Salecl was born in 1962 in Slovenia and is a researcher at the Institute of Criminology at the Faculty of Ljubljana. In addition, she teaches at Birkbeck College, University of London, she teaches every year at the Benjamin N. Cardozo Law School in New York on psychoanalysis and law, and also teaches courses on neuroscience. His books were translated into fifteen languages and, in Argentina, Ediciones Godot published Angustia in 2018 and The Pleasure of Transgression in 2021. In the various chapters of The Tyranny of Choice (Godot Editions, 2022), the author questions the hegemonic gaze that governs much of the postulates with which the social sciences study social reality in the developed world. According to the theory of rational choice, people always think before they act and in every situation they pursue maximum benefit with the minimum cost. It is this logic that determines that life choices are considered as if they were consumption patterns.
He wrote The Tyranny of Election in 2010. How did the pandemic impact that tyranny?
—The neoliberal ideology that I analyze in my book did not change much in the last ten years. It can be said that it only got worse with the greater power of social media. The pandemic was part of a time when the preponderant ideology considers that an individual is fully responsible for his choices. So, that made us as a society have to deal with individual dilemmas about getting vaccinated or not, wearing masks or not... That made us reflect on social choices: the pandemic is not an individual issue and it cannot be up to everyone to decide how to fight it. However, people internalized the idea that they are fully responsible for their lives, and therefore it is not surprising that there has been such a negative reaction to vaccination in many developed societies. We have been hearing for a long time that our health is a matter of choice and that we can choose what our body looks like. And of course, compulsory vaccination goes against the neoliberal idea of personal choice. And now, since we haven't addressed social choices in the past, today we encounter problems dealing with issues that require people to step out of their most individualistic mindset.
“Why does the imperative of election ultimately make us more anxious people?

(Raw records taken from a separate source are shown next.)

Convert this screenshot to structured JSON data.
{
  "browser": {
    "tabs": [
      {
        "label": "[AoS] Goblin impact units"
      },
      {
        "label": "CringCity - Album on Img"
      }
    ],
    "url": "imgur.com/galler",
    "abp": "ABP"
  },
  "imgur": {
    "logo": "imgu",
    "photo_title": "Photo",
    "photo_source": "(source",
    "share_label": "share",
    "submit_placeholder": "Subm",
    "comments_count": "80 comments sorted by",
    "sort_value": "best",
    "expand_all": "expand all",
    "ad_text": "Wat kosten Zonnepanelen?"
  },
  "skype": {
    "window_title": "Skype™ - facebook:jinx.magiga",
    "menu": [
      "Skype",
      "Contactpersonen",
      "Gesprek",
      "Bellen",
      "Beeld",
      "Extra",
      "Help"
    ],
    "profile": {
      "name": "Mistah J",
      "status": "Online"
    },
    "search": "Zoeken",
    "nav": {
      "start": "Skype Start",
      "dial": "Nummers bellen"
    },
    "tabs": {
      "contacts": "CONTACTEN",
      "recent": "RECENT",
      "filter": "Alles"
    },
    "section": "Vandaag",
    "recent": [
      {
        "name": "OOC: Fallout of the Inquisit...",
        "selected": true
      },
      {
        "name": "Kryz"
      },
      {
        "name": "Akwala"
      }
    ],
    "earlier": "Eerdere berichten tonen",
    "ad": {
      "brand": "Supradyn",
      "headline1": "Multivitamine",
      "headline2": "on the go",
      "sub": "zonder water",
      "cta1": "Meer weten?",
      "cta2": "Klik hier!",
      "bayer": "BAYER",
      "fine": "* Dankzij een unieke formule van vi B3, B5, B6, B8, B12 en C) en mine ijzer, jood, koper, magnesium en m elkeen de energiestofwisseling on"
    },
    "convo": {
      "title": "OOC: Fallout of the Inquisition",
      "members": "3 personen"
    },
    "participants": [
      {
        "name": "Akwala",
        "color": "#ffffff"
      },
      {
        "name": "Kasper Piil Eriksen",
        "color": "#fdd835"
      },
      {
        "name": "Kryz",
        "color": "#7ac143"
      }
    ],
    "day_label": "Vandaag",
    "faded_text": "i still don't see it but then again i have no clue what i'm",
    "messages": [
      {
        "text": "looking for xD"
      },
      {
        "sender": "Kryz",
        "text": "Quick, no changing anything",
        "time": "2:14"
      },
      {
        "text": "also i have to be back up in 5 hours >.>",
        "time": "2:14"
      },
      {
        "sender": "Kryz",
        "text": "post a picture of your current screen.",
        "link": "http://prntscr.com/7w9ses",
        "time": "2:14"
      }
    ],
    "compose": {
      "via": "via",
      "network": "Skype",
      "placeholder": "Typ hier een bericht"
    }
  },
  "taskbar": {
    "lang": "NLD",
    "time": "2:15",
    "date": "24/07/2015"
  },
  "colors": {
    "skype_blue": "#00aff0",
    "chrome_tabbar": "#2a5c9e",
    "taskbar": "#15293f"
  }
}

—The neoliberal idea of choice makes an individual responsible for his well-being, happiness and success, even if he does not have the means or possibilities to make decisions that promote his well-being. Poor people too often blame themselves for their lack of success. People feel guilty and anxious, inadequate. The idea that we can choose as individuals over all aspects of our lives contributes to a certain social passivity and even apathy, something that we can observe in many societies. And in short, it helps the survival of neoliberal ideology.
— How can we deal with what we can't choose? Is there a lack of theoretical answers to this anxiety?
—Many of our choices are unconscious and strongly influenced by what others choose or what the society around us perceives as the “right” choices. I don't deny that people have a choice; however, we must understand that we make decisions in a much less rational way than we think. We cannot choose to live forever and that is where, somehow, our choices end.
—In the book you quote Felicidad, the novel by Canadian writer Will Ferguson, in which the author from fiction makes a crusade against the genre of self-help. He also takes many ideas from psychoanalysis in his arguments against rational choice. Can these two disciplines — literature and psychoanalysis — help dismantle the discourse that legitimizes capitalism?
—Psychoanalysis is very important to understand how people identify with ideology, how desires and impulses operate in their lives. And, on the other hand, psychoanalysis questions the ideology of happiness, an idea that is present in Ferguson's novel. We know that people often act in a way that not only does not increase their well-being but increase their misery.
—Rational choice also reached the realm of personal relationships with dating apps. What is hidden behind the idea that it is possible to choose in love?
—Unfortunately, algorithms still don't understand that people fall in love irrationally and that often you can't easily list what attracts you to the potential mate. People say one thing and they really want another. Internet dating was helpful in these highly individualized times; however, it also generated many new anxieties: for example, people need to be constantly prepared for rejection and easily get the impression that there is something better around the corner. There has been a new commodification of love relationships, although it is true that this logic of the market had already impacted relationships in the past and that, in some way, it is not new.